After a short stint with the TVS Ntorq 125, I was offered the TVS Apache RR 310 from our long-term fleet. I had to make a choice between practicality and power – as expected, the RR 310 replaced the Ntorq. I was a bit sceptical about the slightly aggressive and forward-canted riding posture of the RR 310, but the switch from an upright scooter was done without much trouble. The sporty styling and the beaming red shade on our long-termer makes this flagship TVS Apache a real attention-magnet. Since it’s a fairly new motorcycle, I get bombarded with queries from fellow motorists regularly, especially by youngsters. This attraction and curiosity makes me extra-cautious while parking in public places.
TRACTION CONTROL: Michelin rubber offers fantastic grip, even on wet surfaces.

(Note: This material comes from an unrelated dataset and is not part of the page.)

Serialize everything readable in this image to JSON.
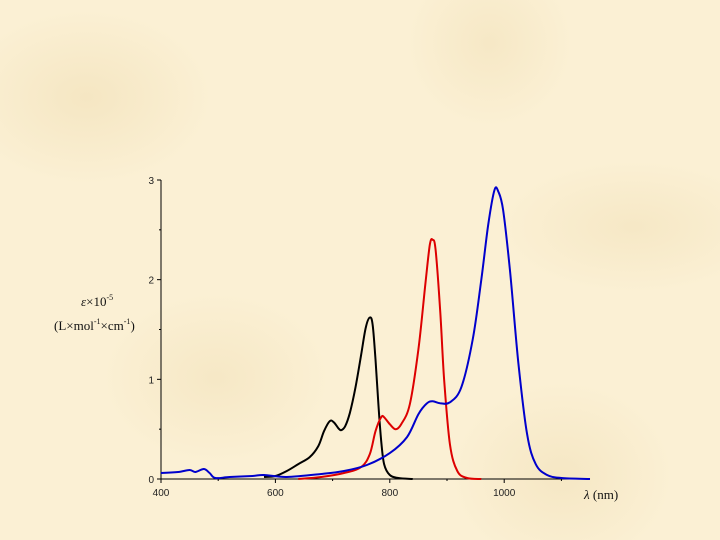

In terms of performance, the extra grunt on offer has reduced my commute time by a fair margin. Acceleration is brisk, but the RR 310 isn’t a blisteringly fast motorcycle. The linear power delivery is friendly – an aspect which will be appreciated by inexperienced riders. My commute to work consists of a few traffic-clogged patches and the light clutch action makes riding at crawling speeds easy. However, the motor sounds gruff and I do miss the throaty exhaust note that the Apache RTR 200 offers. Another grouse is engine refinement – vibrations can be felt on the handlebars and they gain intensity as the revs climb. The six-speed gearbox performed well, initially, but lately, shifts have become hard. Hopefully, a visit to the service centre should fix this.
SHOCK THERAPY: Good damping – a boon on monsoon-ravaged roads.
Monsoon is the worst season to ride a motorcycle on the pothole-infested roads of Mumbai. On the bright side, the Apache RR 310 has one of the best ride qualities in its segment. The bike’s USD fork and monoshock unit worked in conjunction with its 180mm ground clearance to ensure that I could tackle these bumps and undulations safely. The bike’s Michelin Pilot Sport tyres are other vital allies for me. They offer great wet surface grip and impart confidence.
BAD VIBES: Vibrations can constantly be felt through the rev range.
While the RR 310 has fared quite well in my city commute, I do need to stretch its legs and plan a weekend ride soon, away from the urban jungle. The next report will be focusing on the touring dynamics of the new Apache and how it has survived the harsh Mumbai monsoon.